For these eighteen years, I couldn't find out which smile is deceitful, which tears can make people understand me better, it's just I'm jealous, yes, I am, you people don't have to cover yourself up, you live for yourself, but I, I live under the eyes of thee.
Writing craps like these isn't help, forcing myself to be busy with studies isn't help, try not to say something isn't help, having everything inside my heart isn't help,hating people isn't help, be proud isn't help...no one can help, nothing can help and don't tell me, "Only you can help yourself."
Well, you had a great life, you are agreed by people. But less struggle in the world do decrease the important of your existence here.

Saturday, December 12, 2009

A 15 minutes Conversation


"What now? Are you sad or angry?"

"Do I look sad and angry?"

"See, you yourself admit that it's sad AND angry."

"I never said that I'm sad and angry."

"You've just said it."

"Oh, you, arrgh, Jesus!...... No, I'm not!...... I just make my sentence to match yours."

"Well, sadness is sometimes helpful. At least, it makes you feel alive rather than feeling nothing about the upset life you have, I supposed."

"I'm fine."

"No, you are not fine. You must have some problem. Tell me what problem do you have."

"How do you know that I have problem? Huh?"

"Well, everybody with eyes would have seen it. Come on, tell me what's going on. I'm a good listener."

"That's my secret. I wouldn't share it with a what, stranger like you."

"Well, you sure want to share it. Or else you wouldn't mention it, I mean you wouldn't tell that you got a secret."
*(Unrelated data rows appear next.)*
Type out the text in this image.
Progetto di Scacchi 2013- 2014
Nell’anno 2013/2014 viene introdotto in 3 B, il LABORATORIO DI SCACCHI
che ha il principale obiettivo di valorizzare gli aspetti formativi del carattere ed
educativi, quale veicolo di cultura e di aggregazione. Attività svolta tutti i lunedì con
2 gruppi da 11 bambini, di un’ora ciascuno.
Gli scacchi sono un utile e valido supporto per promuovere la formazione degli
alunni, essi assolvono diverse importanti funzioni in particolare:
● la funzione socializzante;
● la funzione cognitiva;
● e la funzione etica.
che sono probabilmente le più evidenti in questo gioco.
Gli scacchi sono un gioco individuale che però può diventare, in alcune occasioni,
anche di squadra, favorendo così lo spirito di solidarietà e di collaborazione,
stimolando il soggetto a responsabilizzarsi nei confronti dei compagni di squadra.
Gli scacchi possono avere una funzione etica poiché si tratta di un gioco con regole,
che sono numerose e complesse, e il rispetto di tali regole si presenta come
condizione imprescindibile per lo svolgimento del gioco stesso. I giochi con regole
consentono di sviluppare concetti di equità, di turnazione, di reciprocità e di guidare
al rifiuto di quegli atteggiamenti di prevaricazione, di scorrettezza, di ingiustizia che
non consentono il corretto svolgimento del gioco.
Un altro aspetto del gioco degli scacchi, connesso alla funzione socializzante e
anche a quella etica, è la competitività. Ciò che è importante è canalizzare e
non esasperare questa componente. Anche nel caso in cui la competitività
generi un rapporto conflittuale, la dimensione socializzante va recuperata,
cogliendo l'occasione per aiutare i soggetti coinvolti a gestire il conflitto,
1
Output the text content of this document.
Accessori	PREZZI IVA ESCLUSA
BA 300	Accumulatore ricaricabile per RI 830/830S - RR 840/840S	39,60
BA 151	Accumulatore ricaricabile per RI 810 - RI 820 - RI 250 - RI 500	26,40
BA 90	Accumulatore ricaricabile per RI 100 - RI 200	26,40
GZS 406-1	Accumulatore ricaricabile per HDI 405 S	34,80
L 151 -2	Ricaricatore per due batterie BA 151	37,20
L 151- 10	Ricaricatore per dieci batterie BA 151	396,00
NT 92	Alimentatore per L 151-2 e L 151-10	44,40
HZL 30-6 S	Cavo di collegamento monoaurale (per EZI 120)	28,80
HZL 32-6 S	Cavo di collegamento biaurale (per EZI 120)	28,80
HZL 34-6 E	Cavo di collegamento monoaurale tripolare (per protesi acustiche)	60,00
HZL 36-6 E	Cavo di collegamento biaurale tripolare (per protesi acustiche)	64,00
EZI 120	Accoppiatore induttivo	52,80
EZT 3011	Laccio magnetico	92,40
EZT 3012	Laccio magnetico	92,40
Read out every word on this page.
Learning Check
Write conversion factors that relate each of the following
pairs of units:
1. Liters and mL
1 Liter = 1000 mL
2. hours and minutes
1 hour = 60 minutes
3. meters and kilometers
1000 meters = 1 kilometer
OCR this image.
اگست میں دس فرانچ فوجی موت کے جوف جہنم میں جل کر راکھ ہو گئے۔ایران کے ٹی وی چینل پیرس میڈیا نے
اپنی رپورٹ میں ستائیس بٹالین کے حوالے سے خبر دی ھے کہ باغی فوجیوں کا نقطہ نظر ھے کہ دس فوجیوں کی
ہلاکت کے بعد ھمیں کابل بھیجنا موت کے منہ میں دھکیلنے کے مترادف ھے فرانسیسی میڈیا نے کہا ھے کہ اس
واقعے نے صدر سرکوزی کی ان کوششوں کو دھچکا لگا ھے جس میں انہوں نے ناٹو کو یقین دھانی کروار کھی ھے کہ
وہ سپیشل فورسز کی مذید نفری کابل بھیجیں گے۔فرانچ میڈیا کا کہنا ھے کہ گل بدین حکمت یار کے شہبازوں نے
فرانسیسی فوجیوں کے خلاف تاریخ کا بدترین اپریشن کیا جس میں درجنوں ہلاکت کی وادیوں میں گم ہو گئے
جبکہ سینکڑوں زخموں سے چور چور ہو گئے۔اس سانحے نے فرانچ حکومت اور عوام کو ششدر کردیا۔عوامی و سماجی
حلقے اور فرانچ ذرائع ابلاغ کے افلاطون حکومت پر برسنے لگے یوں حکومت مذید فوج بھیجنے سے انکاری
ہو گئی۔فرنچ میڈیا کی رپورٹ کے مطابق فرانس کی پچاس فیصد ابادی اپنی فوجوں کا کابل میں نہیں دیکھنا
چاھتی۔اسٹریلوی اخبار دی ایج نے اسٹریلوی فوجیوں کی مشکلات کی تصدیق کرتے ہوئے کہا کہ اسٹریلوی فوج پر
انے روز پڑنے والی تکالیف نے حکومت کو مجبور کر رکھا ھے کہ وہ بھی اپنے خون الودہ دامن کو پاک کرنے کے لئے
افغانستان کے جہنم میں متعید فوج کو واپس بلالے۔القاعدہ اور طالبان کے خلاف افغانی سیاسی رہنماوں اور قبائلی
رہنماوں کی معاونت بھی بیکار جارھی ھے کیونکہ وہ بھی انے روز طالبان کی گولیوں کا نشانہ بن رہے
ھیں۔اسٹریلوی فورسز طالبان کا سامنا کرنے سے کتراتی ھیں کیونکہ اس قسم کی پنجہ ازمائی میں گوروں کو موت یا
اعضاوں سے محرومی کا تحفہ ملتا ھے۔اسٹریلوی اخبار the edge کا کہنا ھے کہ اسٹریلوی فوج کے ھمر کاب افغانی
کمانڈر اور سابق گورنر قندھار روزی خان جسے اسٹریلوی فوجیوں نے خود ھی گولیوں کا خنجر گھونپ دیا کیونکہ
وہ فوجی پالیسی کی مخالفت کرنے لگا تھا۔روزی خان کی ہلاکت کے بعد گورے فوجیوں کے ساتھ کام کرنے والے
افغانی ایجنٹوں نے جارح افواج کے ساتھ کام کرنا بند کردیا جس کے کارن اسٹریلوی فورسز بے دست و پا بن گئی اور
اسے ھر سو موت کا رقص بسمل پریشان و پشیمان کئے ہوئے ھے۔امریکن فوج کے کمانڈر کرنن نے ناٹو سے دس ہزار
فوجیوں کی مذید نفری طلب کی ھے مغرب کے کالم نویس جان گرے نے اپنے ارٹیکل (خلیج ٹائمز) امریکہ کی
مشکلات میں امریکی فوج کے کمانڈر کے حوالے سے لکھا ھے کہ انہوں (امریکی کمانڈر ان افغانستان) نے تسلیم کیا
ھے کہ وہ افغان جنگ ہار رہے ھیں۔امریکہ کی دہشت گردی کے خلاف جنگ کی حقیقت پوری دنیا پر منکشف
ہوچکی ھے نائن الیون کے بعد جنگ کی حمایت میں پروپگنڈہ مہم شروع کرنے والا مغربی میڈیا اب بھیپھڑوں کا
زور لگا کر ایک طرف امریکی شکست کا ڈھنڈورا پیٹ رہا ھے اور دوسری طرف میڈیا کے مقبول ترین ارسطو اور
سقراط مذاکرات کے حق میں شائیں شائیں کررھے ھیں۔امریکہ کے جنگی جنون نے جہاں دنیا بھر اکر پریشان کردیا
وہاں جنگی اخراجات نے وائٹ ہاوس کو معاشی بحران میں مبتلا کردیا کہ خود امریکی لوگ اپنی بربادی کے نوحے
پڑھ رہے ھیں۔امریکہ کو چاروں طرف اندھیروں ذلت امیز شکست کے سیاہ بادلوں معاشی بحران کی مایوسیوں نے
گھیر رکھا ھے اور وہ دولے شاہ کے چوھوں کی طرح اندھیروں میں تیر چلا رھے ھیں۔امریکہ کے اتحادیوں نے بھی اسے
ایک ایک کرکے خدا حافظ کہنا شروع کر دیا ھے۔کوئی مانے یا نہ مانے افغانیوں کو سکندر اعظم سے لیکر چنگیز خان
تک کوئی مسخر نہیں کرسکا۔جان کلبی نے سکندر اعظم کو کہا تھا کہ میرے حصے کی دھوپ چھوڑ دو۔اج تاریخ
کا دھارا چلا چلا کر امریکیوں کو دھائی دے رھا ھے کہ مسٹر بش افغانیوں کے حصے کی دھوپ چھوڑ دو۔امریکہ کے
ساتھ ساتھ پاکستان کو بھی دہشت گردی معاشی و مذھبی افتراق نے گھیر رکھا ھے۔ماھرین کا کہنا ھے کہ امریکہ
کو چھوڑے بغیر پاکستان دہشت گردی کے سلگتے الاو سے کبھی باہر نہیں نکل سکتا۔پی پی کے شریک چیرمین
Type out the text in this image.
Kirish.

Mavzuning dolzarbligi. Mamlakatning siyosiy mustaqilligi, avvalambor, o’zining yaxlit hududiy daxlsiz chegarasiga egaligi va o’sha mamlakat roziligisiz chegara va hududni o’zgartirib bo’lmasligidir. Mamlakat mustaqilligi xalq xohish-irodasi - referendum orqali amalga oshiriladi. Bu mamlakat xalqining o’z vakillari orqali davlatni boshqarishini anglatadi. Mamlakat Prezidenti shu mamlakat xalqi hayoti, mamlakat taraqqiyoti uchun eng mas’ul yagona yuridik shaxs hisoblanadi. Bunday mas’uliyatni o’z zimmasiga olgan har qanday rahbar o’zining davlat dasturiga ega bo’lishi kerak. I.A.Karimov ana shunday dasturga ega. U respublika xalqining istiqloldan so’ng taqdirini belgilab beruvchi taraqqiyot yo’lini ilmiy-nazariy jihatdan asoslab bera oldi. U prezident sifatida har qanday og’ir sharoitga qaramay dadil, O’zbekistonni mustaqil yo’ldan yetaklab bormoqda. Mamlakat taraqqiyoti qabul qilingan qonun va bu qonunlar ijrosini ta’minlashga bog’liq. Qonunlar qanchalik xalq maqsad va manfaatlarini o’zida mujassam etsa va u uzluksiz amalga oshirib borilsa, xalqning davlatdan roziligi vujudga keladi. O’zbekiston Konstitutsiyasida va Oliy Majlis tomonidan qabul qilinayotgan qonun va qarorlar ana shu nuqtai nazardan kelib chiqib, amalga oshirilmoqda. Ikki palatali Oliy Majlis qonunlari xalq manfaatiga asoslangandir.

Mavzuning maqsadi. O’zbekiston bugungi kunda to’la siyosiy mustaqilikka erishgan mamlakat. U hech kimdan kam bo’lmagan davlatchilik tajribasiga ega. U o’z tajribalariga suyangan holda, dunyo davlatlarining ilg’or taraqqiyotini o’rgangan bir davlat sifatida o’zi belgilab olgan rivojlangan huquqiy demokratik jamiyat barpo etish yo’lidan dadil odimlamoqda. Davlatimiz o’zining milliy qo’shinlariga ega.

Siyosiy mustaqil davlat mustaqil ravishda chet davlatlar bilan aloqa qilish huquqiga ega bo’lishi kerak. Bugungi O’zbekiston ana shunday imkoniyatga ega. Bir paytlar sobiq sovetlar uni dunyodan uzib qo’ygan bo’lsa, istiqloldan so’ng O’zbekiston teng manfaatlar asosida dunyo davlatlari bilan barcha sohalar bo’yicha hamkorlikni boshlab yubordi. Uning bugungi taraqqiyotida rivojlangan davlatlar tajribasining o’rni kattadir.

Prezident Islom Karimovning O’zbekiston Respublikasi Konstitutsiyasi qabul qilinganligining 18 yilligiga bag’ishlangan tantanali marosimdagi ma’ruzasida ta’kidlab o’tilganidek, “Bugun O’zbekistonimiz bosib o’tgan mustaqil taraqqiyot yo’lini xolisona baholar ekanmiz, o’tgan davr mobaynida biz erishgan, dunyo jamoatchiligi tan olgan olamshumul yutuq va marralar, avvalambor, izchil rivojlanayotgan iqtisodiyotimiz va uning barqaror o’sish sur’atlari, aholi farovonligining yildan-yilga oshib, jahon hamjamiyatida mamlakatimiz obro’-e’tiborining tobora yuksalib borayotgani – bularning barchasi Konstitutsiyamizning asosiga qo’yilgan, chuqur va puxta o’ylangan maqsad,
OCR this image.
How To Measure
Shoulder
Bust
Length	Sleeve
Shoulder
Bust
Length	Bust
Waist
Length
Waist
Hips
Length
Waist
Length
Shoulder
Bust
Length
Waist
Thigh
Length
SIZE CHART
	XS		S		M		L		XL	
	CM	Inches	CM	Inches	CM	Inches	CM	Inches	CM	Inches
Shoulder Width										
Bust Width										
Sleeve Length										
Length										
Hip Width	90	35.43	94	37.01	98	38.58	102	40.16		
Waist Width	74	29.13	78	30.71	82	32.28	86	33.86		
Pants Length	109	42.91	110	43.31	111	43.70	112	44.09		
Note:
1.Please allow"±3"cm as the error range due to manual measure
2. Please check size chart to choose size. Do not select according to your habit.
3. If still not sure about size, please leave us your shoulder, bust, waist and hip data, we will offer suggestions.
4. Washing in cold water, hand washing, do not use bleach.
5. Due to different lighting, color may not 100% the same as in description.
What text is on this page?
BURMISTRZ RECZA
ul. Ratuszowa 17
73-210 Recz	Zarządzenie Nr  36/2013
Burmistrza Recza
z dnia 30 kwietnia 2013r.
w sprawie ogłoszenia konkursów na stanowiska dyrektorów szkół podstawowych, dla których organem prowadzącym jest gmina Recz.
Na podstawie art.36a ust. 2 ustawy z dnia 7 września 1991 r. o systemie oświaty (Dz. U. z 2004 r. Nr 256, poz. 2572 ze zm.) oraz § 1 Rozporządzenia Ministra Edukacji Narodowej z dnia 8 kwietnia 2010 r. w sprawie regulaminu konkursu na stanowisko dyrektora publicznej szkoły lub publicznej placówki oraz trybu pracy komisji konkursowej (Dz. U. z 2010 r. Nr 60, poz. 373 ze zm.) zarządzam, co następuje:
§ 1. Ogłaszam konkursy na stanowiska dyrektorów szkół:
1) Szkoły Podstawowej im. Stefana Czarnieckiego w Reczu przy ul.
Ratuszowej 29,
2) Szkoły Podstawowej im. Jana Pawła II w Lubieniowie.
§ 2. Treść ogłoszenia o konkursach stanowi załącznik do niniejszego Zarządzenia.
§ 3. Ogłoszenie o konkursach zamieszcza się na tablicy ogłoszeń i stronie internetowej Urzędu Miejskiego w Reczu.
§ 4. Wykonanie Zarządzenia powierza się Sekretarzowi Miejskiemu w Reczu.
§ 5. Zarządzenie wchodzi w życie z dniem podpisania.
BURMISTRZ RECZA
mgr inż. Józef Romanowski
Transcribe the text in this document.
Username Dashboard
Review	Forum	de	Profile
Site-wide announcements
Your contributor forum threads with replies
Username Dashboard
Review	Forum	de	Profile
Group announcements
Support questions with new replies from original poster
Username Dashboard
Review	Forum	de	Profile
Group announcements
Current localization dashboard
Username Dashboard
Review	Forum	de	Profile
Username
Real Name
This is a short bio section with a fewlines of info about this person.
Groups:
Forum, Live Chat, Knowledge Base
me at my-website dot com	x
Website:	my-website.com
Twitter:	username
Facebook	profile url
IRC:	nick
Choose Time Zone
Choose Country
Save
"Just leave me alone...ok?"

"Alright, but just don't be too upset with life. Our talk have lasted for 15 minutes. It shows that you are still not fully distracted from the world."

"Ermm...I got cancer and I'm waiting death to come."

"......then, what do you think that it's making you to wait?"

"A medical report from a professional dermatologist from UK?"

"No, it's your life. You are waiting for death just because that you are still alive, so make use of your every valuable breath now."

"......"

Sunday, December 6, 2009

A Magic Discovery


Last time, people kept thinking I'm writing craps on my own blog. Indeed, I hardly touch about my life. I even had one friend that can post at least 5 blogs a day, explaining how her life is going on, brushing teeth and having breakfast are on her list too.

Worst of all, I'm acting sentimental in my postings. There's no way for people to perform empathy when reading "them" because they are more enough than any hyperbola can afford, people felt difficult to imagine the existance of my own created sadness, so the whole atmosphere is uneasy and akward. Now, I understand. This is why I try to change the situation where there's almost no people would visit my blog. 0 comment...=.=

Today, I went to Kuantan Methodist Church. Next time, I would try to make camera as my companion and take some valuable photos. It's because...deng3, it's the most beautiful church I have ever seen. Maybe they are using the latest concept of architecture. Of course, I'm not picking church for the outwardly beauty. I just feel that the way they conduct service is super nice!! :p

Guess what, it's an enormous church where we ought to queue row by row to partake the bread and wine. And honestly, for a girl like me which is sad to say, been a few weeks haven't attend Sunday service, for the first time, I found back the feeling spirit filling me after I lost it long long time ago. It's really great church, it strengthen my heart to get my job done nicely before deadline so that I have time, hopefully( to the power of infinity), to attend this church every Sunday. And I felt great when I cried out in the church this morning, even tough I wiped my tears silently but my heart was shouting. It's great I found some connection to God there.

Hallowed be Thy name, Amen, Amen, A---men!